Kaspersky Lab’s security research team recently announced the discovery of “The Mask” (aka Careto), an advanced Spanish-language speaking threat actor that has been involved in global cyber-espionage operations since 2007.
“What makes The Mask special is the complexity of the toolset used by the attackers. This includes an extremely sophisticated malware, a rootkit, a bootkit, Mac OS X and Linux versions and possibly versions for Android and iOS (iPad/iPhone),” the team said in a report. “The primary targets are government institutions, diplomatic offices and embassies, energy, oil and gas companies, research organizations and activists.”
Kaspersky Lab said victims of this targeted attack have been found in 31 countries around the world – from the Middle East and Europe to Africa and the Americas. The attackers' main objective appears to be to gather sensitive data from the infected systems. These include office documents, but also various encryption keys, VPN configurations, SSH keys (serving as a means of identifying a user to an SSH server) and RDP files (used by the Remote Desktop Client to automatically open a connection to the reserved computer).
“Several reasons make us believe this could be a nation-state sponsored campaign. First of all, we observed a very high degree of professionalism in the operational procedures of the group behind this attack.

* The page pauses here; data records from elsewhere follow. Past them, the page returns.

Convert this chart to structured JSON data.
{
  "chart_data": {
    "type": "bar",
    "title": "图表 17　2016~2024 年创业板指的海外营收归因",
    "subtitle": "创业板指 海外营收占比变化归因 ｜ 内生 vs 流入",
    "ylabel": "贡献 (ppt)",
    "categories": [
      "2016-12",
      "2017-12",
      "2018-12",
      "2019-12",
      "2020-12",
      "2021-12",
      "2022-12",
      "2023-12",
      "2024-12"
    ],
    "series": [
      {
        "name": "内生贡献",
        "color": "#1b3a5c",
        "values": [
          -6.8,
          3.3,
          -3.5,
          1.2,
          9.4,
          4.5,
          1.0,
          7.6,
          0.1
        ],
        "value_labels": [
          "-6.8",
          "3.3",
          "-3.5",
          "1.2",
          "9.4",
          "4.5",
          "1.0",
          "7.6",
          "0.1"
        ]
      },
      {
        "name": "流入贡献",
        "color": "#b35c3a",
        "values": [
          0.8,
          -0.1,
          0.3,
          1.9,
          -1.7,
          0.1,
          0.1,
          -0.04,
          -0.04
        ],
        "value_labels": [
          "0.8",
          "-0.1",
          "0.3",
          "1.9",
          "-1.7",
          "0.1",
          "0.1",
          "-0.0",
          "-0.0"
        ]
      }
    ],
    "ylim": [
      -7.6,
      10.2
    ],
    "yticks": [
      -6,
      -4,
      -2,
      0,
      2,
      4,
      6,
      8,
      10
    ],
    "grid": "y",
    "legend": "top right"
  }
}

From infrastructure management, shutdown of the operation, avoiding curious eyes through access rules and using wiping instead of deletion of log files,” said Costin Raiu, Director of the Global Research and Analysis Team (GReAT) at Kaspersky Lab.
“These combine to put this APT ahead of Duqu in terms of sophistication, making it one of the most advanced threats at the moment. This level of operational security is not normal for cyber-criminal groups,” Raiu added.

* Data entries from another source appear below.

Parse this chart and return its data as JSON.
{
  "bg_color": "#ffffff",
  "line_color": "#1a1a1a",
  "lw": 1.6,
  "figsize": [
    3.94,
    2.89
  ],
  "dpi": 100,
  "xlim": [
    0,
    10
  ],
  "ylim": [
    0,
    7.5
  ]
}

Kaspersky Lab researchers initially became aware of Careto last year when they observed attempts to exploit a vulnerability in the company’s products, which was fixed five years ago. For the victims, an infection with Careto can be disastrous. Careto intercepts all communication channels and collects the most vital information from the victim’s machine. Detection is extremely difficult because of stealth rootkit capabilities, built-in functionalities and additional cyber-espionage modules.